Il tema della presenza americana sul teatro degli eventi della strage del Moby Prince è già emerso più volte lungo i trentadue anni di inchieste giudiziarie, parlamentari e giornalistiche. Ed è noto che le autorità militari statunitensi mentirono per due volte, in via scritta, ad istituzioni italiane sul numero delle navi militarizzate in rada a Livorno la notte dell’incidente. L’attività di occultamento e depistaggio iniziò già nel marzo 1991 – prima del disastro – quando, in un documento a firma dell’allora vertice del XIII-XI° Medium Port Command, generale Harpole, indicò in tre navi presenti in rada le uniche con “materiale di proprietà del governo degli Stati Uniti d’America” di ritorno dalla Guerra del Golfo dove non fu utilizzato, con destinazione “base Usa/Nato di Camp Darby”. Harpole precisava nel documento il fatto che tali navi – la Edfim Junior, la Gallant 2 e la Cape Breton – fossero sotto il diretto controllo del Dipartimento della Difesa USA” quindi militarizzate.

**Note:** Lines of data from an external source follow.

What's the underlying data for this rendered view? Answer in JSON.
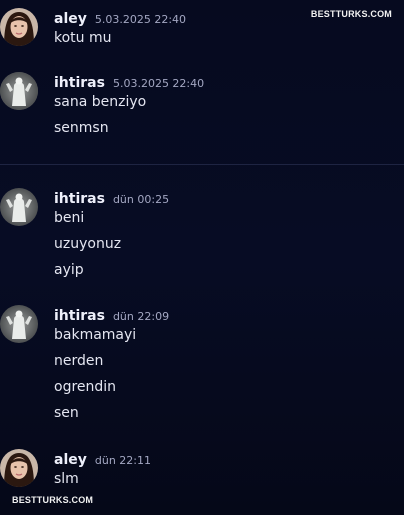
{
  "watermark": "BESTTURKS.COM",
  "messages": [
    {
      "user": "aley",
      "time": "5.03.2025 22:40",
      "avatar": "woman-avatar",
      "lines": [
        "kotu mu"
      ]
    },
    {
      "user": "ihtiras",
      "time": "5.03.2025 22:40",
      "avatar": "statue-avatar",
      "lines": [
        "sana benziyo",
        "senmsn"
      ]
    },
    {
      "user": "ihtiras",
      "time": "dün 00:25",
      "avatar": "statue-avatar",
      "lines": [
        "beni",
        "uzuyonuz",
        "ayip"
      ]
    },
    {
      "user": "ihtiras",
      "time": "dün 22:09",
      "avatar": "statue-avatar",
      "lines": [
        "bakmamayi",
        "nerden",
        "ogrendin",
        "sen"
      ]
    },
    {
      "user": "aley",
      "time": "dün 22:11",
      "avatar": "woman-avatar",
      "lines": [
        "slm"
      ]
    }
  ]
}
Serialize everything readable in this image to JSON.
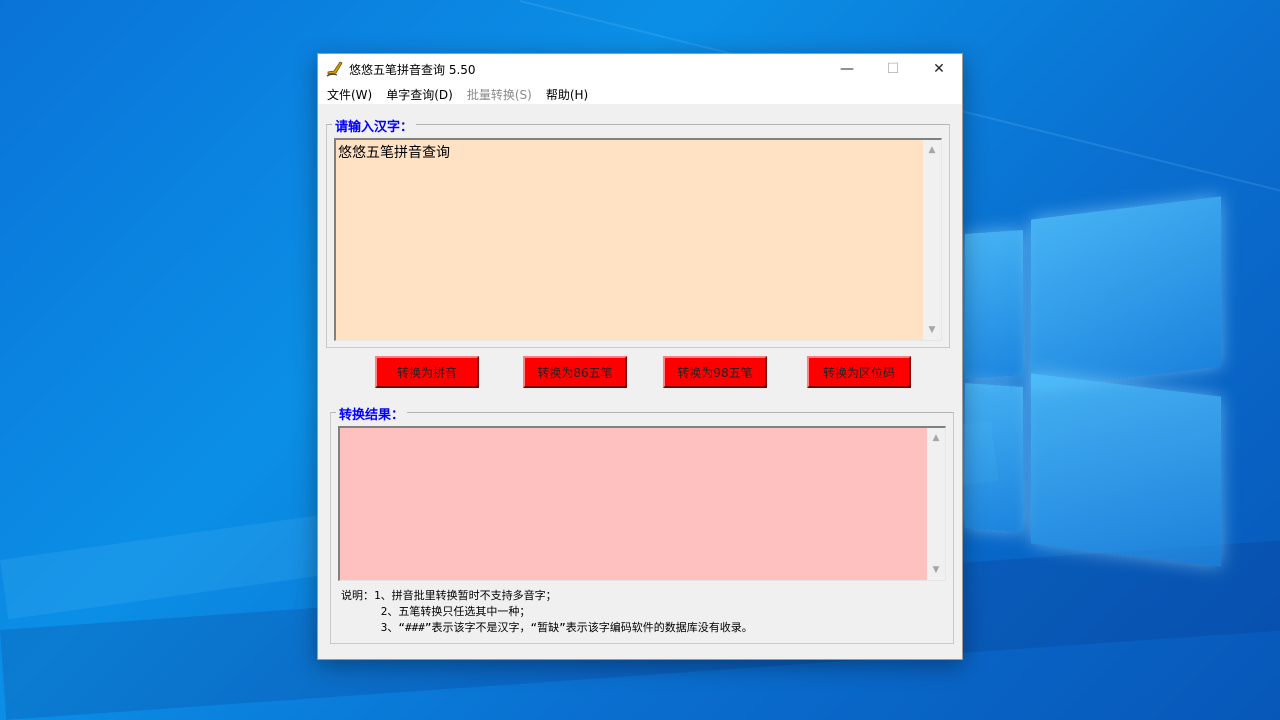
{
  "window": {
    "title": "悠悠五笔拼音查询 5.50",
    "controls": {
      "minimize": "—",
      "maximize": "☐",
      "close": "✕"
    }
  },
  "menu": [
    {
      "label": "文件(W)",
      "enabled": true
    },
    {
      "label": "单字查询(D)",
      "enabled": true
    },
    {
      "label": "批量转换(S)",
      "enabled": false
    },
    {
      "label": "帮助(H)",
      "enabled": true
    }
  ],
  "input_group": {
    "legend": "请输入汉字：",
    "value": "悠悠五笔拼音查询",
    "bg_color": "#ffe2c4"
  },
  "buttons": [
    {
      "label": "转换为拼音"
    },
    {
      "label": "转换为86五笔"
    },
    {
      "label": "转换为98五笔"
    },
    {
      "label": "转换为区位码"
    }
  ],
  "result_group": {
    "legend": "转换结果：",
    "value": "",
    "bg_color": "#ffc0c0"
  },
  "notes": {
    "line1": "说明：1、拼音批里转换暂时不支持多音字；",
    "line2": "      2、五笔转换只任选其中一种；",
    "line3": "      3、“###”表示该字不是汉字，“暂缺”表示该字编码软件的数据库没有收录。"
  },
  "colors": {
    "accent_legend": "#0000ff",
    "button_red": "#ff0000"
  }
}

A smentire quello stesso documento ci pensò undici anni dopo, nel maggio 2002, il responsabile dell’Avvocatura militare dell’ambasciata americana, John T. Oliver, quando, in risposta ad una lettera di un consigliere regionale toscano, chiarì come fossero 5, e non tre, le navi militarizzate Usa in rada quella notte, pur evitando di elencarle. Un’ammissione tardiva, quella dell’avvocatura militare statunitense, che tuttavia assunse i tratti del depistaggio se si considera che gli accertamenti giudiziari successivi della Procura di Livorno hanno rilevato nella rada e nel porto di Livorno almeno un’altra nave militarizzata americana nella rada livornese al momento dell’incidente, portando il numero a sei navi militarizzate americane: oltre le tre indicate nel documento di Harpole del 1991 – Edfim Junior, Cape Breton e Gallant 2 -, la Cape Flattery (impegnata appunto a caricare chiatte d’armi proprio nell’aprile 1991) e la similare Cape Farewell, oltre alla Cape Syros. A queste sei navi potremmo aggiungerne una settima ormeggiata direttamente in porto, la Margareth Lykes, e una ottava non identificata che comunica la notte dell’incidente con il nome di America Cargo Vessel. Quest’ultima è proprio tra le maggiori indiziate come possibile terzo natante non identificato che avrebbe indotto Moby Prince alla manovra evasiva finita sul fianco della petroliera Agip Abruzzo. Recentemente sollecitato da due commissione d’inchiesta sulla necessità di integrare con elementi di novità quanto finora comunicato alle autorità italiane, il governo statunitense, stando a quanto noto a fonti de ilfattoquotidiano.it, ha sempre evitato di offrire chiarimenti ulteriori sulla vicenda Moby Prince e sulla presenza di queste navi sulla scena, pur senza esprimere tale posizione attraverso atti formali.